For a company utterly dependent on email, Zendesk came across to me as very naive about email sending.

I did a Zendesk integration shortly after working on a general overhaul of our email at a previous company. The overhaul involved separating out our different types (transactional, marketing, support, etc), and then implementing best practices on deliverability for each of them. Not your day-one email setup, but we were still a small company.

The comparison to Zendesk's approach was astounding. Assuming you don't want to use a Zendesk address (we didn't, customers thought it was dodgy), the email setup they let you do was bad, and their support folks had no idea about any of the details. DKIM, SPF, etc, was all alien to them. Ironically they had pretty bad support in general.

treis 2 hours ago | parent | next [-]

I worked at Zendesk on the email team. I think that's just support being support. The core engineers knew what they were doing.

otterley 2 hours ago | parent | next [-]

I transitioned Zendesk from their original Exim-based ingress/egress SMTP services to Postfix and set up all the DKIM and SPF stuff long before there was ever a mail team. I worked regularly with large email providers to ensure our egress CIDR blocks were clean.
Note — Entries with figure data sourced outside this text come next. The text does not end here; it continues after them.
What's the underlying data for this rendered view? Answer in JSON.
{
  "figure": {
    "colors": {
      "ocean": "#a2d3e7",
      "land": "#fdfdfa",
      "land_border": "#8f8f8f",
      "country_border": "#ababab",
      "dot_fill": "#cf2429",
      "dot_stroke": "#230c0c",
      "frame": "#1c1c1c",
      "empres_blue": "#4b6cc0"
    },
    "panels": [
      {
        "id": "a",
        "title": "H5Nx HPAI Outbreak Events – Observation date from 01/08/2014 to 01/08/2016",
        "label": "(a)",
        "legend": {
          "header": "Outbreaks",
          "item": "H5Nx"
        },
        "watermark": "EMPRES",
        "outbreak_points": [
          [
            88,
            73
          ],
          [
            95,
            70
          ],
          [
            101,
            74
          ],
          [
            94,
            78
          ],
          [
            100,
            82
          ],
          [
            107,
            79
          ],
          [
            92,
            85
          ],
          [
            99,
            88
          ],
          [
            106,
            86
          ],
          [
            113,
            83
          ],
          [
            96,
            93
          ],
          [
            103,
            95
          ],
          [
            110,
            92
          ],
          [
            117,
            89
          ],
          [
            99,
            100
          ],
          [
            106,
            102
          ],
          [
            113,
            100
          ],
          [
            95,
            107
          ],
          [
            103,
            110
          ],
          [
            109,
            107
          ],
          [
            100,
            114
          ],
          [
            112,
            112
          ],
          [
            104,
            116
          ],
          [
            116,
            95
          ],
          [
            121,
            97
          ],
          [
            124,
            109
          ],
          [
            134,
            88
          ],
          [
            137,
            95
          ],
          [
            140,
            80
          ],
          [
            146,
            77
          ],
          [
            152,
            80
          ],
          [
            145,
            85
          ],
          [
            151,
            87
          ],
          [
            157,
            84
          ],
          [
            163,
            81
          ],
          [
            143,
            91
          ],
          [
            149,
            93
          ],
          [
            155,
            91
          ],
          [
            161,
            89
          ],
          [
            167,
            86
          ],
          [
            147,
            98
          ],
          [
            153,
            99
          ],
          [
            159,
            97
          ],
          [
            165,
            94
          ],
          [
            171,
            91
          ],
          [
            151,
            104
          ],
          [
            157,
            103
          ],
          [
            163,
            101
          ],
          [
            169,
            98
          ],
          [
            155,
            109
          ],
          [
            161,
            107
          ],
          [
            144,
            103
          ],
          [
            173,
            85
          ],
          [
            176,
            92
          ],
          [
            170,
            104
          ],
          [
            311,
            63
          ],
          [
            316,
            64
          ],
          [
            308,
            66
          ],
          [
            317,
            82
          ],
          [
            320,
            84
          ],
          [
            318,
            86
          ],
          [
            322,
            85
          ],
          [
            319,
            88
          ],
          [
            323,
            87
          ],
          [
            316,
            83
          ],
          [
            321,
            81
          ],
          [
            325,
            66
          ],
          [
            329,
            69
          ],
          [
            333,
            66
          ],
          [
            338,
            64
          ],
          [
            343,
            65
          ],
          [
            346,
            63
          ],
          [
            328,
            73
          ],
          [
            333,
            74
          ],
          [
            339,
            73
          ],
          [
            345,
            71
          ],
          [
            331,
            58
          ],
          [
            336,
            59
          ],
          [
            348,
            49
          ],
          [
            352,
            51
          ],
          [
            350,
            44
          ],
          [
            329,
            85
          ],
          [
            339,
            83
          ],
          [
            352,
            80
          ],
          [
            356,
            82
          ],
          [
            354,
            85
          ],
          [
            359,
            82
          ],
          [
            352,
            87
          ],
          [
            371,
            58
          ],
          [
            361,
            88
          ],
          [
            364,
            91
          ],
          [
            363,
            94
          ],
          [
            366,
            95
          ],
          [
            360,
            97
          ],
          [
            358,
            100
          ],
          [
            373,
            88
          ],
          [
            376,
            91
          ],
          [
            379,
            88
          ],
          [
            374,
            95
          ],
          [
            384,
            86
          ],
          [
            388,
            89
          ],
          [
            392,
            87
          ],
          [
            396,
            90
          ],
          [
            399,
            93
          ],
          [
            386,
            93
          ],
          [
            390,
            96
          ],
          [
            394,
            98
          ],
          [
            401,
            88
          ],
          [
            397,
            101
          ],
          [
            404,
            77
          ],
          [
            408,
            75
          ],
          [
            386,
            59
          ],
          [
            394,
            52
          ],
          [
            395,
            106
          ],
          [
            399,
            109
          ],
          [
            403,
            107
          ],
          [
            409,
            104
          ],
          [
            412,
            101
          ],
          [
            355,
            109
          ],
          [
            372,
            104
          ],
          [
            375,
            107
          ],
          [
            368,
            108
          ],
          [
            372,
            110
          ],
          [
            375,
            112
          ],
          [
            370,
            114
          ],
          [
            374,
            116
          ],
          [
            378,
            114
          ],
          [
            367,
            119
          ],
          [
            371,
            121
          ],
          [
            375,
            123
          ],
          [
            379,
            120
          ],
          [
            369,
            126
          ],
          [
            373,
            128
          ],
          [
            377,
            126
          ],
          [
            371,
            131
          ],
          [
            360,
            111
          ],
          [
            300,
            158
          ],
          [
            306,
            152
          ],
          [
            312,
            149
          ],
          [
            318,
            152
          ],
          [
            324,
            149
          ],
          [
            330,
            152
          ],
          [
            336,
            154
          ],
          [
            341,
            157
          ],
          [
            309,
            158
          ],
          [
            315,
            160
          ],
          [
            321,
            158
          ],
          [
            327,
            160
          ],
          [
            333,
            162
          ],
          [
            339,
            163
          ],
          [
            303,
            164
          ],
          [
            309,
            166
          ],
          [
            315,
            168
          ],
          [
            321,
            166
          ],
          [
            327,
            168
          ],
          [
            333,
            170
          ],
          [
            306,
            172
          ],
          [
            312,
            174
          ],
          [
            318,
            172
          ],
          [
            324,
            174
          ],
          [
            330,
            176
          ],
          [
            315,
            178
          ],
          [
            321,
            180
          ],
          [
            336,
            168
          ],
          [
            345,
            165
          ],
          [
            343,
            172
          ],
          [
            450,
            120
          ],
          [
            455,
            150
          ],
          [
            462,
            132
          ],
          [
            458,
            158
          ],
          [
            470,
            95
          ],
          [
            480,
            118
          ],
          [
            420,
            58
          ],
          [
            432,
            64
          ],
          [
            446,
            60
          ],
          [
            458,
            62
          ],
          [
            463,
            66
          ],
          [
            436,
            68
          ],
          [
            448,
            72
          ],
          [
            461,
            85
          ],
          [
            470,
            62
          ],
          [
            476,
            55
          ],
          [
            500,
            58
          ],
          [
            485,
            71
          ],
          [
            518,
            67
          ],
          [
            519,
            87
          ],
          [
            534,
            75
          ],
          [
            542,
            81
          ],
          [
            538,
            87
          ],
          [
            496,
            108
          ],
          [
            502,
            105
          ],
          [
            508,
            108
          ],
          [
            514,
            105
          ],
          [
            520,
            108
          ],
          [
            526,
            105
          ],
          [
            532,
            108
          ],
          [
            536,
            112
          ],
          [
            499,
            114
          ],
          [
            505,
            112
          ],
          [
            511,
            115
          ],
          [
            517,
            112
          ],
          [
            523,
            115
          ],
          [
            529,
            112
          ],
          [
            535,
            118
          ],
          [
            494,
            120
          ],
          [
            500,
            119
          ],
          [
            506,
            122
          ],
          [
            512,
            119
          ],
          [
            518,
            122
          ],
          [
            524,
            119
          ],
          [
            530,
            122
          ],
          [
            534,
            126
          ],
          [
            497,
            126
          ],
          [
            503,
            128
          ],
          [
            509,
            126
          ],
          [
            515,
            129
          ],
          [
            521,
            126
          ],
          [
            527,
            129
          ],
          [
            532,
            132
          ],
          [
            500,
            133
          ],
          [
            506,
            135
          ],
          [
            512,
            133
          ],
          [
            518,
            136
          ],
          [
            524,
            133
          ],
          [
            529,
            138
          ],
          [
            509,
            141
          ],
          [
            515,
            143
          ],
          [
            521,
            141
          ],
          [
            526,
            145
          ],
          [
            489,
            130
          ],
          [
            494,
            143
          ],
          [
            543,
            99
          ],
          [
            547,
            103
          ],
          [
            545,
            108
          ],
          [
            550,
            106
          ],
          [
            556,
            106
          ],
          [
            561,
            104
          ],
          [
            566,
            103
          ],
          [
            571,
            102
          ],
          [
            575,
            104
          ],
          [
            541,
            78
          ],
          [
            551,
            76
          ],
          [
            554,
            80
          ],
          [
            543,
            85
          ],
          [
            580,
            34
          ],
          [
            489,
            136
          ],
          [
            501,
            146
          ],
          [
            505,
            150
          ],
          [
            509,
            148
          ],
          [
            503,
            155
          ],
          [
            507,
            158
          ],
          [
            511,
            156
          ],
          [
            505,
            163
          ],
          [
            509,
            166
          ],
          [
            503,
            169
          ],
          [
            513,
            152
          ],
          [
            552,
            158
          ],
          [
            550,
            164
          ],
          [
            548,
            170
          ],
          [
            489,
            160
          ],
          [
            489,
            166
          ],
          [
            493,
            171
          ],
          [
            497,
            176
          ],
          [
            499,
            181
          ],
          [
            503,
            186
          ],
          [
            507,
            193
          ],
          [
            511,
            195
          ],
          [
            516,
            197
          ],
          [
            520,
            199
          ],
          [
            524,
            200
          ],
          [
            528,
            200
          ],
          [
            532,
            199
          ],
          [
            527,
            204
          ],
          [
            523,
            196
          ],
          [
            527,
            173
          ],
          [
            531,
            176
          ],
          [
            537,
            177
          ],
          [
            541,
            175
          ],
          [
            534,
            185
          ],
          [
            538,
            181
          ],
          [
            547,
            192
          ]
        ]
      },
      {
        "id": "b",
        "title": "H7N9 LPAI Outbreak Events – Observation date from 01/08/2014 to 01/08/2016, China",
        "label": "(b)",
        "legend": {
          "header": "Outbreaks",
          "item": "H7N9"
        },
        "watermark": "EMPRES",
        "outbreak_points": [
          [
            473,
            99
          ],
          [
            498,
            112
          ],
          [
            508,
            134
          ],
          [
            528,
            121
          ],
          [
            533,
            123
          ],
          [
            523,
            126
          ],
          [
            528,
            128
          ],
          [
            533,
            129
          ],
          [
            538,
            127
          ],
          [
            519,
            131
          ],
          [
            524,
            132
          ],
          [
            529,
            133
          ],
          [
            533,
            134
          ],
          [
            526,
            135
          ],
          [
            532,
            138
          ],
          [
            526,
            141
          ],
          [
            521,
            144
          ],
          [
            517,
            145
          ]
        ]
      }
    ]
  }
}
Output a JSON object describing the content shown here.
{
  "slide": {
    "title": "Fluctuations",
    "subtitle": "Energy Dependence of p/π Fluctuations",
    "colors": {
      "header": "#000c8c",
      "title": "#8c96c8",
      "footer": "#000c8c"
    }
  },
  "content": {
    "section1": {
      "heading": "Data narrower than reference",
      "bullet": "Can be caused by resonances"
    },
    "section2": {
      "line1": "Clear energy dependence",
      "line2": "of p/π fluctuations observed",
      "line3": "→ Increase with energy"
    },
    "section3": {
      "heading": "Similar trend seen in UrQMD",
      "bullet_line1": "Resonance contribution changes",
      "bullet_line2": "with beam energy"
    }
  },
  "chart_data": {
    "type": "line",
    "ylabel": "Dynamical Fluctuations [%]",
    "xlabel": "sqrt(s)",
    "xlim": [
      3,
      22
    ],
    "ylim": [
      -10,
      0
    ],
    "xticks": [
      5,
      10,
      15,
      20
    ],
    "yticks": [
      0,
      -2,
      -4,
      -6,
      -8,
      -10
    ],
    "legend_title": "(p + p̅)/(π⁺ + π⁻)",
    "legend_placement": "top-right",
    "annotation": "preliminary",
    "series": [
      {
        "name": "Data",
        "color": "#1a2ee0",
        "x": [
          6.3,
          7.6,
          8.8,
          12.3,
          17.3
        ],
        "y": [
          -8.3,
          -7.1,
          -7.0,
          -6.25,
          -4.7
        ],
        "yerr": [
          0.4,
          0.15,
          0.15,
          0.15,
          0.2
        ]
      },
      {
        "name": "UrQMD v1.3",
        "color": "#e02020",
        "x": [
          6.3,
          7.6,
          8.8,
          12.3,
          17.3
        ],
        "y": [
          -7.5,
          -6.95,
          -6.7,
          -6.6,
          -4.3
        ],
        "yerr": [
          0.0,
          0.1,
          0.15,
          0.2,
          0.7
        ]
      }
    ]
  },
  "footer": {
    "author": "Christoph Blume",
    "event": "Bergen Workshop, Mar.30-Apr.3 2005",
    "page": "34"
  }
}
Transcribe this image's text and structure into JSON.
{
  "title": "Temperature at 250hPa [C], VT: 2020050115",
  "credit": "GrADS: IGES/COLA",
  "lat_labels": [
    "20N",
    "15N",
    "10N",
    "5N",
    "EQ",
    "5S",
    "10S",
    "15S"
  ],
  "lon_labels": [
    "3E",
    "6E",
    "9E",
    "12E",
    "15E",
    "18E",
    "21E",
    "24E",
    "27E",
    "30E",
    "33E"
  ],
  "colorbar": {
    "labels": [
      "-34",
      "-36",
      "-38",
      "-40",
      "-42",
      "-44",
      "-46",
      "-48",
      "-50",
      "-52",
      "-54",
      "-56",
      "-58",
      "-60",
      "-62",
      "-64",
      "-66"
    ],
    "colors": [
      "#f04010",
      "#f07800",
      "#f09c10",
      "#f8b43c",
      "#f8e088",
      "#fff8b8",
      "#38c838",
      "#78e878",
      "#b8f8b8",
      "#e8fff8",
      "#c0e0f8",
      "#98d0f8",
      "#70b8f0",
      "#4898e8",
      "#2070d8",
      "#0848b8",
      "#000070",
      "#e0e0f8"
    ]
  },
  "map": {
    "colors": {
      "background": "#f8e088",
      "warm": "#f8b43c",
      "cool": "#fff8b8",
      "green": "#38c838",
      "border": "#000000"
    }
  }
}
I like to think I knew what I was doing. :-)

danpalmer 2 hours ago | parent | prev [-]

That's good to know you knew what you were doing! However the product also didn't appear to expose any of the control we needed to have a good email setup. Maybe this is because we weren't paying enough (mentioned in another reply), but we were also never directed to pay more despite asking for this sort of control.

rpcope1 4 hours ago | parent | prev [-]

> DKIM, SPF, etc, was all alien to them. Ironically they had pretty bad support in general.

So basically good old fashioned "quality" enterprise shitware.

danpalmer 3 hours ago | parent [-]

Not necessarily, our support team kinda loved it. I used the interfaces and it was pretty good software in many ways. They just didn't seem to be very capable when it came to medium complexity email setups. Many of their setup guides literally tell you to log into support address Gmail and set up a forwarding rule to send everything to Zendesk.

I suspect the issue is that we weren't paying enough. We had maybe 10 seats. I bet if you're buying 1000 seats a bunch of Zendesk engineers turn up and configure everything for you, but with the robust email setup needing that engineering time on their side to configure... so I guess in that way it may be Enterprise shitware.